La majorité des chaussures de running pour femmes sont encore conçues à partir de moules masculins miniaturisés. Une approche dépassée qui impacte confort, performance et risque de blessures. Découvrez pourquoi un design women-first est indispensable.
Alors que des millions de femmes courent chaque semaine, une étude révèle que la majorité des chaussures qui leur sont destinées restent conçues… pour des pieds masculins. Un biais vieux de cinquante ans qui influence le confort, le risque de blessures et même la performance.
La plupart des chaussures pour femmes restent conçues sur des bases masculines miniaturisées
Une étude publiée dans BMJ Open Sport & Exercise Medicine met en lumière un problème de fond : les chaussures de running pour femmes sont encore largement basées sur un moule masculin réduit. Une méthode surnommée "shrink it and pink it", autrement dit : on rapetisse et on colore en rose.
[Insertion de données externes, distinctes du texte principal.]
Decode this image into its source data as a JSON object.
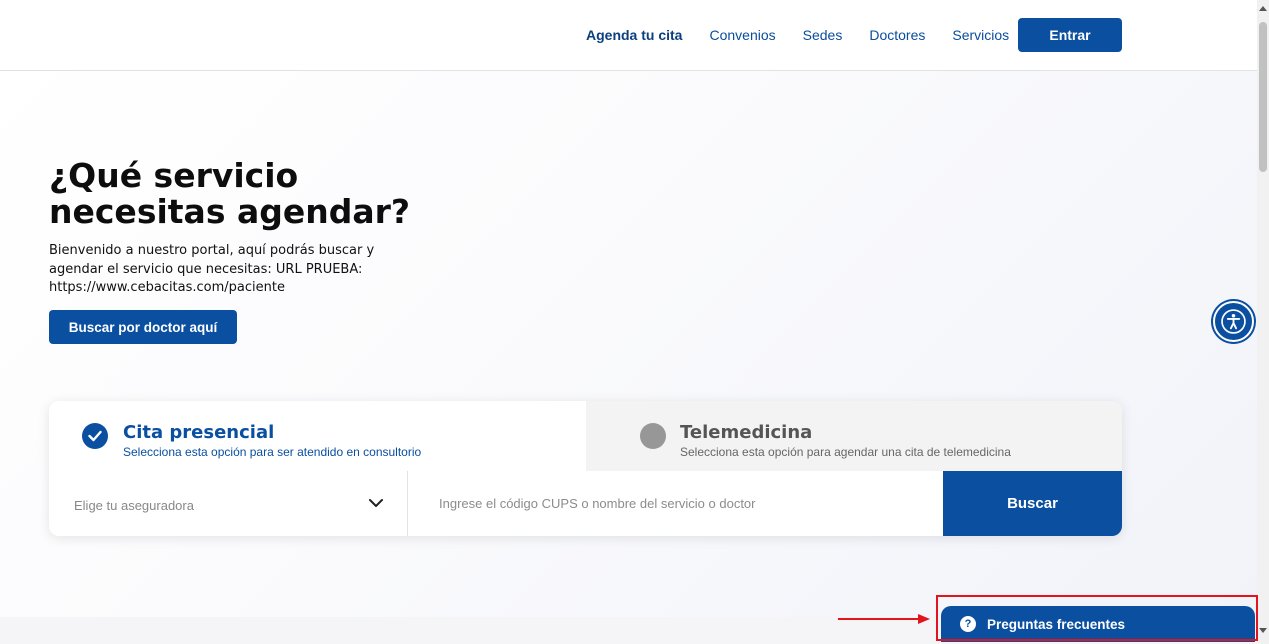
{
  "header": {
    "nav": [
      "Agenda tu cita",
      "Convenios",
      "Sedes",
      "Doctores",
      "Servicios"
    ],
    "login_label": "Entrar"
  },
  "hero": {
    "title_line1": "¿Qué servicio",
    "title_line2": "necesitas agendar?",
    "desc_line1": "Bienvenido a nuestro portal, aquí podrás buscar y",
    "desc_line2": "agendar el servicio que necesitas: URL PRUEBA:",
    "desc_line3": "https://www.cebacitas.com/paciente",
    "doctor_button": "Buscar por doctor aquí"
  },
  "search": {
    "tabs": [
      {
        "title": "Cita presencial",
        "subtitle": "Selecciona esta opción para ser atendido en consultorio",
        "selected": true
      },
      {
        "title": "Telemedicina",
        "subtitle": "Selecciona esta opción para agendar una cita de telemedicina",
        "selected": false
      }
    ],
    "insurer_placeholder": "Elige tu aseguradora",
    "query_placeholder": "Ingrese el código CUPS o nombre del servicio o doctor",
    "search_button": "Buscar"
  },
  "faq": {
    "label": "Preguntas frecuentes",
    "icon": "question-icon"
  },
  "icons": {
    "accessibility": "accessibility-icon",
    "check": "check-icon",
    "chevron": "chevron-down-icon"
  },
  "colors": {
    "brand": "#0a4fa0",
    "highlight": "#e0151e"
  }
}
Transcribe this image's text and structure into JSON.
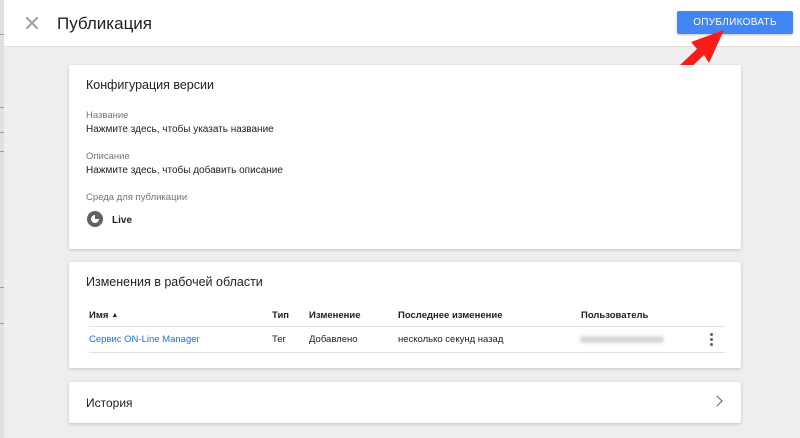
{
  "header": {
    "title": "Публикация",
    "publish_label": "ОПУБЛИКОВАТЬ"
  },
  "version_config": {
    "title": "Конфигурация версии",
    "name_label": "Название",
    "name_placeholder": "Нажмите здесь, чтобы указать название",
    "description_label": "Описание",
    "description_placeholder": "Нажмите здесь, чтобы добавить описание",
    "environment_label": "Среда для публикации",
    "environment_name": "Live"
  },
  "workspace_changes": {
    "title": "Изменения в рабочей области",
    "columns": [
      "Имя",
      "Тип",
      "Изменение",
      "Последнее изменение",
      "Пользователь"
    ],
    "rows": [
      {
        "name": "Сервис ON-Line Manager",
        "type": "Тег",
        "change": "Добавлено",
        "last_change": "несколько секунд назад"
      }
    ]
  },
  "history": {
    "title": "История"
  },
  "colors": {
    "accent": "#4285f4",
    "link": "#1a73e8",
    "arrow": "#ff1a1a"
  },
  "icons": [
    "close-icon",
    "sort-asc-icon",
    "more-vert-icon",
    "chevron-right-icon",
    "environment-icon",
    "pointer-arrow-icon"
  ]
}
Derrière le marketing genré, le design reste inchangé.
Cela pose un souci majeur : la biomécanique féminine est différente. Avant-pied plus large, talon plus fin, voûte plantaire souvent plus haute… Et pourtant, les tests des mousses, des plaques carbone ou encore des semelles sont historiquement faits sur des coureurs masculins. Une lacune de conception qui persiste depuis des décennies.
Un mauvais ajustement augmente l’inconfort, les blessures… et limite les performances
L’étude qualitative menée auprès de 21 femmes âgées de 20 à 70 ans montre des besoins clairs : confort, prévention des blessures, performance. Beaucoup pointent un manque d’ajustement : toe box trop étroite, talon trop large, amorti mal réparti... Résultat : glissements, points de pression, ampoules et altération de la foulée.
Les chercheurs rappellent que le bon chaussant est une condition de base pour éviter les blessures. Ironie : les femmes sont parfois moins sujettes aux blessures musculaires que les hommes, mais des chaussures inadaptées augmentent les lésions. Un comble évitable avec des modèles mieux pensés.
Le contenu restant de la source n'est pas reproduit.